Sozialversicherungspflicht von GmbH-Geschäftsführern

Einfluss auf Gesellschafterversammlung ist maßgeblich

Foto:
StB Ralf Coan, Prokurist der BTG GmbH, geht auf praxisrelevante Entscheidungen des Bundessozialgerichts zur Sozialversicherungspflicht von GmbH-Geschäftsführern ein. Foto:
von Badische Treuhand GmbH

Das Bundessozialgericht (BSG) hat in zwei neueren Urteilen die Linie der bisherigen Rechtsprechung fortgesetzt, demzufolge ein GmbH-Geschäftsführer regelmäßig kranken-, arbeitslosen-, unfall- und renten-, also sozialversicherungspflichtig ist. Etwas anderes könne nur dann angenommen werden, wenn der Geschäftsführer zugleich GmbH-Gesellschafter ist und genügend Rechtsmacht besitzt, auf die Gesellschafterversammlung einzuwirken und deren Entscheidungen zu beeinflussen. Letzteres ist nur dann der Fall, wenn der geschäftsführende Gesellschafter mehr als 50 Prozent der Anteile am Stammkapital besitzt oder exakt 50 Prozent oder bei einer noch geringeren Kapitalbeteiligung über eine umfassende, gesellschaftsvertraglich niedergelegte Sperrminorität verfügt, um nicht genehme Weisungen der Gesellschafterversammlung zu verhindern.

Gesellschaftsbeteiligung

Die Sozialversicherungspflicht eines geschäftsführenden GmbH-Gesellschafters begründet sich somit nach der Höhe seiner Beteiligung und einer gegebenenfalls vorhandenen Sperrminorität.
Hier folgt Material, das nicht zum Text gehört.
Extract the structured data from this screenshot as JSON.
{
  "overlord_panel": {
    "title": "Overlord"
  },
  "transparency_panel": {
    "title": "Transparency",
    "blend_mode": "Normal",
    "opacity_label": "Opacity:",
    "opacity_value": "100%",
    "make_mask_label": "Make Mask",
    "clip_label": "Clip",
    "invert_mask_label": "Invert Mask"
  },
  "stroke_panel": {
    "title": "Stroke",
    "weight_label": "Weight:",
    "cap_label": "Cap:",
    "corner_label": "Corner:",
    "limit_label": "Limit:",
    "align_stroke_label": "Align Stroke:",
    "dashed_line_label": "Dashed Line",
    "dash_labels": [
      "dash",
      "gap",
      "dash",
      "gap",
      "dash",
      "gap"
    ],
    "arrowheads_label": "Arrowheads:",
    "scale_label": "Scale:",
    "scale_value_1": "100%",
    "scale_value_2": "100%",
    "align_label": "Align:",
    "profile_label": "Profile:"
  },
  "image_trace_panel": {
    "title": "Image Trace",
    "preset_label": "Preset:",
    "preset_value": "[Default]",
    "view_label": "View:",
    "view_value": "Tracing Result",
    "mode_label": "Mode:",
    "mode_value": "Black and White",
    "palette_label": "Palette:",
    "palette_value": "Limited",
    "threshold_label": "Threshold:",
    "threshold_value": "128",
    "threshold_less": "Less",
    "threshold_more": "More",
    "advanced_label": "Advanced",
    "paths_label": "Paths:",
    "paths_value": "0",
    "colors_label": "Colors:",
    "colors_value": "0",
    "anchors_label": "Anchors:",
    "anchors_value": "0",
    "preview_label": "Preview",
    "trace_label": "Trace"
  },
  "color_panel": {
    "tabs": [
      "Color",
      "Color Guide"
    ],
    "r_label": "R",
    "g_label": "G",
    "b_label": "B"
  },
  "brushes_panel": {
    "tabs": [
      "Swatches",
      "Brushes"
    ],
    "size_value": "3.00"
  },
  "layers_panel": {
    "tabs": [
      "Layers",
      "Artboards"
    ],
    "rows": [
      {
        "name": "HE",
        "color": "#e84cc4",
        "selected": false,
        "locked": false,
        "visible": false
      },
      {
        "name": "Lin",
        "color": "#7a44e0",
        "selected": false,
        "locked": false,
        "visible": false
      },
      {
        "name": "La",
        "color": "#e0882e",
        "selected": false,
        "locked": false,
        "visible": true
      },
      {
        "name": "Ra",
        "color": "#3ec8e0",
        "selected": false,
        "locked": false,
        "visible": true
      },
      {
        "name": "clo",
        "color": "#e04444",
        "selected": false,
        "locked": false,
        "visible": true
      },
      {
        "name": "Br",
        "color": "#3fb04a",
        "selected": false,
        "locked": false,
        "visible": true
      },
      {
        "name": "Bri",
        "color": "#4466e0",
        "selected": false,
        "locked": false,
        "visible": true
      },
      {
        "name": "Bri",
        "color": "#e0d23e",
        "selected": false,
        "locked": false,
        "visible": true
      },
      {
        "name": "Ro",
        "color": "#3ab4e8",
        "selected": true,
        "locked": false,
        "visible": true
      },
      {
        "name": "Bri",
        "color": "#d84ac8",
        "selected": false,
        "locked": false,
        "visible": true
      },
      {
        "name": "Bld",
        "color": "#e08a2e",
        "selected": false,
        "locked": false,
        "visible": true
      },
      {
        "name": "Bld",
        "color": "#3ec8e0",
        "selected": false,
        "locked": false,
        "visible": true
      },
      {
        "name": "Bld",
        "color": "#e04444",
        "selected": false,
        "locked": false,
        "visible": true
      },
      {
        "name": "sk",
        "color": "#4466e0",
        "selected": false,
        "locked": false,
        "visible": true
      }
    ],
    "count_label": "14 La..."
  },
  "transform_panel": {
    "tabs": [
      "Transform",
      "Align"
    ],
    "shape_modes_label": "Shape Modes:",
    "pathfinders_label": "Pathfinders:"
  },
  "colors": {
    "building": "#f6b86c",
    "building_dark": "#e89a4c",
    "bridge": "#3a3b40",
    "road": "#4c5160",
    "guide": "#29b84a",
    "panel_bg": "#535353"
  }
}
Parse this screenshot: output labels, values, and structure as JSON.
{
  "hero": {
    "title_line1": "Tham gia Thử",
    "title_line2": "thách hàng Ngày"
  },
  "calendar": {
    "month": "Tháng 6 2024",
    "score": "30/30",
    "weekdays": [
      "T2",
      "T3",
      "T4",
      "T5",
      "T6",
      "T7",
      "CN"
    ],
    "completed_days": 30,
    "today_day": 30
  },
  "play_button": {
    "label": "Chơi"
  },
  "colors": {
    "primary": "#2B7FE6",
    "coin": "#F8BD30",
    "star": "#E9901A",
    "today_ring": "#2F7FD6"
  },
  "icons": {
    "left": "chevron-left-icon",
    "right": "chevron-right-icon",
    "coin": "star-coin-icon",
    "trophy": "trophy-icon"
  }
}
Im ersten Streitfall war der Geschäftsführer zu 45,6 Prozent am Stammkapital der Gesellschaft beteiligt. Im zweiten Fall verfügte der Betreffende über 12 Prozent am Stammkapital. In beiden Fällen nahm das BSG eine sozialversicherungspflichtige nichtselbstständige Arbeit des GmbH-Geschäftsführers an.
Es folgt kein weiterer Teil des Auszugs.